Als die anderen kamen, war Freyja allerdings überhaupt nicht in der Laune, mit Clea oder alleine zu spielen. Ein paar Minuten verweilte sie sich mit dem Wimmelbuch Schweiz, das ich für sie mitgebracht hatte, aber dann brachen wir die Übung ab. Bianca fuhr Clea nach Hause, wir drei anderen fuhren ins neue Haus, in Edgecumbe, etwas 20 Kilometer von Whakatane entfernt. Zuhause hatte ich, als ich von dem Umzug erfuhr, gegoogelt und gesehen, dass es da einen Bus gibt, also dachte ich mir, es würde kein Problem sein, wenn ich mein gebuchtes Studio bezöge, das knapp 10 Gehminuten von der alten Adresse liegt. Was ich da noch nicht wusste: Der Bus fährt nur eine Handvoll Male am Tag – und der letzte verlässt Edgecumbe 16.20. Was heisst, dass mich Bianca oder Calum jeweils nach Hause fahren müssen, denn als Alternative nennt die App nur das Fahrrad – oder zu Fuss. Public Transport ist nicht die Stärke der Neuseeländer … Werde mich noch schlau machen, was ich alles für Möglichkeiten habe, und ausprobieren, wie weit ich komme. Ein Tagesausflug an die Ohope Beach müsste gehen.

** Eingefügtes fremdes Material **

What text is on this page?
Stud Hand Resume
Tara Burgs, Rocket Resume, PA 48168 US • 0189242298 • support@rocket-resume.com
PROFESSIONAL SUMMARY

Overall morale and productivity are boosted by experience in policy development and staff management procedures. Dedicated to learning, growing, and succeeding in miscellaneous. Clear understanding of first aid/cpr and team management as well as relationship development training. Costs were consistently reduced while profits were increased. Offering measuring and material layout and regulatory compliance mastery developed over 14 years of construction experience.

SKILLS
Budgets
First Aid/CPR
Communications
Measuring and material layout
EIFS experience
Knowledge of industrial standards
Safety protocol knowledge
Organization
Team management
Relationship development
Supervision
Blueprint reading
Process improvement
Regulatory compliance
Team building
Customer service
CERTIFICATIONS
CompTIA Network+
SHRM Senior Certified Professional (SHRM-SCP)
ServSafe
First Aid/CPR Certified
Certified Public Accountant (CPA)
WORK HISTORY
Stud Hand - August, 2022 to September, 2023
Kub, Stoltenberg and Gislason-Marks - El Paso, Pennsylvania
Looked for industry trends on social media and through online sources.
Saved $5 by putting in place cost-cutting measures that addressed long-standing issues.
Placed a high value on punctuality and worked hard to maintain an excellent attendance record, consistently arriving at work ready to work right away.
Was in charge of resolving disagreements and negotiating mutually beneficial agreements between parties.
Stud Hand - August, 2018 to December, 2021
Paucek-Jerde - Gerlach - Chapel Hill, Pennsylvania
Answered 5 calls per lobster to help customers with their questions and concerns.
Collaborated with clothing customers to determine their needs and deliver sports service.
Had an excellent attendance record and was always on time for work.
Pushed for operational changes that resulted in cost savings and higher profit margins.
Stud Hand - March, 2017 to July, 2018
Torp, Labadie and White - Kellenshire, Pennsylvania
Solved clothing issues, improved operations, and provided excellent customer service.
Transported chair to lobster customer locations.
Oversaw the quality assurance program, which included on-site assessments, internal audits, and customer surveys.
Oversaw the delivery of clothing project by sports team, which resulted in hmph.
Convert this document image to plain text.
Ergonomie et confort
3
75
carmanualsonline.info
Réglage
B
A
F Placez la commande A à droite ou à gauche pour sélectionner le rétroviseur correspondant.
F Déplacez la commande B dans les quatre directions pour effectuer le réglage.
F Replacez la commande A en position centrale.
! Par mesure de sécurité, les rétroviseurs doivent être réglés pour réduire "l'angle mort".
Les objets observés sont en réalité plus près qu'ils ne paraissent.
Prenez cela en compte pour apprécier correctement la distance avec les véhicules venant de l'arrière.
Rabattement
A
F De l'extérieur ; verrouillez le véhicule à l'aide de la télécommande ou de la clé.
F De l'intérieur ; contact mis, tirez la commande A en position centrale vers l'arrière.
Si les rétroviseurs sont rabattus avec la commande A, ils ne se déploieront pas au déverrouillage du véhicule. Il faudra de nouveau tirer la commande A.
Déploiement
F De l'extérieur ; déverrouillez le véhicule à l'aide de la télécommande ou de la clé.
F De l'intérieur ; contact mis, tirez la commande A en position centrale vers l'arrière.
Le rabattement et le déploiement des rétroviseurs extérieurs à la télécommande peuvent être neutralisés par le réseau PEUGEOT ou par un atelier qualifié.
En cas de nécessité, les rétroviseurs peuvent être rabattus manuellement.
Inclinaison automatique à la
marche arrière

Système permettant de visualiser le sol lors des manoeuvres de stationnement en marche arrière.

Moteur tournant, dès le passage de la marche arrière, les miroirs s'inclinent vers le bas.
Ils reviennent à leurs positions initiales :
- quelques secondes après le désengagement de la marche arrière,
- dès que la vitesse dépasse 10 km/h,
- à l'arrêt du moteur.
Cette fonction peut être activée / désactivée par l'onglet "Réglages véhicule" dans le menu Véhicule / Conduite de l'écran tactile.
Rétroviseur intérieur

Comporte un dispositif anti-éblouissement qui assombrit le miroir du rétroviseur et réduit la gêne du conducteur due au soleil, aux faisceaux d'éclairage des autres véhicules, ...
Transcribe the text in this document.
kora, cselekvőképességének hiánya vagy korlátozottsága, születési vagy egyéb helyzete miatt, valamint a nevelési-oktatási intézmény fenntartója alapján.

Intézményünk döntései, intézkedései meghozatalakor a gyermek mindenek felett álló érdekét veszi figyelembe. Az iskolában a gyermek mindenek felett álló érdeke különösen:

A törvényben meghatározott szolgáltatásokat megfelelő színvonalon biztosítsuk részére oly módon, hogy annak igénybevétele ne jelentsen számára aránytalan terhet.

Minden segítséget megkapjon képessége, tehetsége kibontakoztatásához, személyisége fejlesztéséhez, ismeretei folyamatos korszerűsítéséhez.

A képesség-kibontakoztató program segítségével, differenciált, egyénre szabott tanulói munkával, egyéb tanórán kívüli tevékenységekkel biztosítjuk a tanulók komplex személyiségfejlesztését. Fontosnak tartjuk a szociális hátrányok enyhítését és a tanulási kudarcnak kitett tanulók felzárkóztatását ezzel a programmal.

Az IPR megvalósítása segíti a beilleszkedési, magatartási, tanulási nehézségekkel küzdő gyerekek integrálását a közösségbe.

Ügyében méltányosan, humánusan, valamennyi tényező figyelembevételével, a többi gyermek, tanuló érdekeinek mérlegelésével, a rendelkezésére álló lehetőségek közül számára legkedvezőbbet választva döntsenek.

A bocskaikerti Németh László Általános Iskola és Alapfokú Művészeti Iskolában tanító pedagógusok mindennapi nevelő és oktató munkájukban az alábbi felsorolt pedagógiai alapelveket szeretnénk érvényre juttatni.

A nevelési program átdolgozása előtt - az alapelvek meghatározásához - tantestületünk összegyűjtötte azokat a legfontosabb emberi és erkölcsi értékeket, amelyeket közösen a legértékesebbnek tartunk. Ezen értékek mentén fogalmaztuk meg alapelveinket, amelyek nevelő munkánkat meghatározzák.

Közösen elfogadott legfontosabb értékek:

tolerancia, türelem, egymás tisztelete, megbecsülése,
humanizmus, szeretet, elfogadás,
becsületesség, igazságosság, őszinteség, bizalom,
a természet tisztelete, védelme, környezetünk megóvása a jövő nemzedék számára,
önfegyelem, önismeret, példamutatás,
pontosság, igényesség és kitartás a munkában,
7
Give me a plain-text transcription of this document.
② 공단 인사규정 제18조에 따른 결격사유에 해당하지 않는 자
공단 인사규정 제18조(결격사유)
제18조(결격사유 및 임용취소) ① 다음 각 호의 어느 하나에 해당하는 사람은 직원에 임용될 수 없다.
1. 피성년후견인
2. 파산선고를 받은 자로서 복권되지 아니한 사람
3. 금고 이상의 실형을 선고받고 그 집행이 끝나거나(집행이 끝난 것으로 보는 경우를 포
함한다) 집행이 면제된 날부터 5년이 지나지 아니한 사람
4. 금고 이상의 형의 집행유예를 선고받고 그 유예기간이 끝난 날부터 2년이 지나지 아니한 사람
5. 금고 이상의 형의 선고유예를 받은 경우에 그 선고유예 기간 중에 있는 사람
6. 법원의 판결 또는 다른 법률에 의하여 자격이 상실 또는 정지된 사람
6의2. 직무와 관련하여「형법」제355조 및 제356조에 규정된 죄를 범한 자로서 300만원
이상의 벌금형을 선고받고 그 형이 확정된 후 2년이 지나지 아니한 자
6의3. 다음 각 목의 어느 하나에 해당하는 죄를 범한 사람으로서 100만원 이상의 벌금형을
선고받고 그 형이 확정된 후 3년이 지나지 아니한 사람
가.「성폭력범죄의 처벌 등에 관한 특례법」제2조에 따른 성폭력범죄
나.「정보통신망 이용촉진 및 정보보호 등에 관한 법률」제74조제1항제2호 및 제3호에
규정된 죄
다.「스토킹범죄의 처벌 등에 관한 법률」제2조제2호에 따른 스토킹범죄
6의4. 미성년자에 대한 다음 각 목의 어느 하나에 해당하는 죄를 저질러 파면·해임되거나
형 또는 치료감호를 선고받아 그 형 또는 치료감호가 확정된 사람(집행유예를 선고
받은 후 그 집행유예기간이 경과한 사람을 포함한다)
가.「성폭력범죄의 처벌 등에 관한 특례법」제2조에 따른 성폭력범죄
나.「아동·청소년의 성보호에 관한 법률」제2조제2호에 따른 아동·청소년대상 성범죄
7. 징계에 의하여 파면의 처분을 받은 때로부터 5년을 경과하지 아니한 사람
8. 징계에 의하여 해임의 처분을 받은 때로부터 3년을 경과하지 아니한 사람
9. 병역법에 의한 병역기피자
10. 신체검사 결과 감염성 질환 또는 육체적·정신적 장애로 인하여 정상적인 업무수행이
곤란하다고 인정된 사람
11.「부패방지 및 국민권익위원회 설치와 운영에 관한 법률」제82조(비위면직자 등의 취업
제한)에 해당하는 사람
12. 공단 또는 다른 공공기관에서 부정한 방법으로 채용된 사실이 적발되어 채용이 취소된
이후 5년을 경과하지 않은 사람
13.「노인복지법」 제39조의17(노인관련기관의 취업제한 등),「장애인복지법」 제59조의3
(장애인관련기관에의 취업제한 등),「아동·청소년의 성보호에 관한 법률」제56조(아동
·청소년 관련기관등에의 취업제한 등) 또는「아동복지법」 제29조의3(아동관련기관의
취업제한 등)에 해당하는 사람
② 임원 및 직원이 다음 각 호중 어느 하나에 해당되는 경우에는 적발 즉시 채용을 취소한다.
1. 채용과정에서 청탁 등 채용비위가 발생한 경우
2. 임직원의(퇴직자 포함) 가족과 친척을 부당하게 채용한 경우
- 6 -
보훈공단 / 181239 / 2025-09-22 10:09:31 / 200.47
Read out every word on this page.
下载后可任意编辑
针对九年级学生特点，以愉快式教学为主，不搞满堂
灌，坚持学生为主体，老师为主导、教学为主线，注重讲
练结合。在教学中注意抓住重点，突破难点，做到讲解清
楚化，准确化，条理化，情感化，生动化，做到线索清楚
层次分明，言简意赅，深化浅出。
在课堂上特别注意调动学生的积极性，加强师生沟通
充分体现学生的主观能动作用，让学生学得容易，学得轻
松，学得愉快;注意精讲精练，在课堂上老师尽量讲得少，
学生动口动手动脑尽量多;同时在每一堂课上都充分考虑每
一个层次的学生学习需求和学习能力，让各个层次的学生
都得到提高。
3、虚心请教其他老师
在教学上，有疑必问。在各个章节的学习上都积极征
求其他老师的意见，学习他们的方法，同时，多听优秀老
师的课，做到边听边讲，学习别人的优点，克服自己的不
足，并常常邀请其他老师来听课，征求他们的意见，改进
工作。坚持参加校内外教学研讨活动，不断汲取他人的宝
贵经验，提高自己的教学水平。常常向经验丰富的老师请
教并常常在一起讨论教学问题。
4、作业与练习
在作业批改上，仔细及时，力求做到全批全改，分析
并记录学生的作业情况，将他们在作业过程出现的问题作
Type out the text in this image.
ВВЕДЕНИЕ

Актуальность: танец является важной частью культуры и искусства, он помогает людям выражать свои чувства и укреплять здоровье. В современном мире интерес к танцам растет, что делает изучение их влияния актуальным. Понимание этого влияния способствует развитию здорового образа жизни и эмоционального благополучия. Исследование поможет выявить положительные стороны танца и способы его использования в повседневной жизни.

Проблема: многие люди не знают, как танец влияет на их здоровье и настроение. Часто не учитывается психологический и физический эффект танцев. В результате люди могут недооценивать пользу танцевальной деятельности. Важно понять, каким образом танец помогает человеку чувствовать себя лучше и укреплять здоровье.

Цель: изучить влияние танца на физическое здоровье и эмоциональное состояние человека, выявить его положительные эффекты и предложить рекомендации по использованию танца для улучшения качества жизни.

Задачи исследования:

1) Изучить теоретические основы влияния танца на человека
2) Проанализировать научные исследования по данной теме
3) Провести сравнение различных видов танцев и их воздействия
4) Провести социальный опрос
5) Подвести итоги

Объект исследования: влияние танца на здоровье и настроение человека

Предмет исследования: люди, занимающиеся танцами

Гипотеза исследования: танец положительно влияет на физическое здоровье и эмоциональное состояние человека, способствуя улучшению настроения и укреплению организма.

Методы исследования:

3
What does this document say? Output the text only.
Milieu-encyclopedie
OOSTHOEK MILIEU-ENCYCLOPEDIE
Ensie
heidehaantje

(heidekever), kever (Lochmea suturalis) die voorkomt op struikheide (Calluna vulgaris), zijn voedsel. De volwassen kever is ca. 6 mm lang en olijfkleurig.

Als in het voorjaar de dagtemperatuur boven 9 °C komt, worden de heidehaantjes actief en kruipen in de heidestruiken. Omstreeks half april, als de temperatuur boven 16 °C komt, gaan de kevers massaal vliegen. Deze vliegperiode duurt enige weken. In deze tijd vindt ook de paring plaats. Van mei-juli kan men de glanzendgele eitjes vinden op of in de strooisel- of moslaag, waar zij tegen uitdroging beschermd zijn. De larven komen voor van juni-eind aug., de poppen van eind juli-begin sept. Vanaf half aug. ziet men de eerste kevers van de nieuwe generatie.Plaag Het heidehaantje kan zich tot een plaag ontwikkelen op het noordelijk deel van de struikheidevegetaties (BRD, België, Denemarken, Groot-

Das neue Haus der Familie ist einiges grösser und hat einen grossen Garten, in dem ein riesiges Trampolin und ein Pool stehen. Ich hatte, wie von Freyja gewünscht, mein Badekleid mitgebracht, und wir landeten recht schnell im Wasser. Es war wärmer, als ich befürchtet hatte – als Zurzacherin (ja, nur Zugezogene) bin ich ja vom Thermalwasser verwöhnt.

Ich blieb bis zum Abendessen, Bianca hatte eine feine Salatbowle mit Quinoa, Tahini-Dressing und gerösteten Kichererbsen vorbereitet. Freyja war ständig in Bewegung, und ich fühlte mich etwas überfordert – wohl auch, weil die Müdigkeit sich nun doch etwas bemerkbar machte. Dankbar liess ich mich «nach Hause» chauffieren, und genoss den Sonnenuntergang auf meinem Sitzplatz.

Morgen fahren wir zur Book fair. Mal sehen, welche Bücher uns anlachen.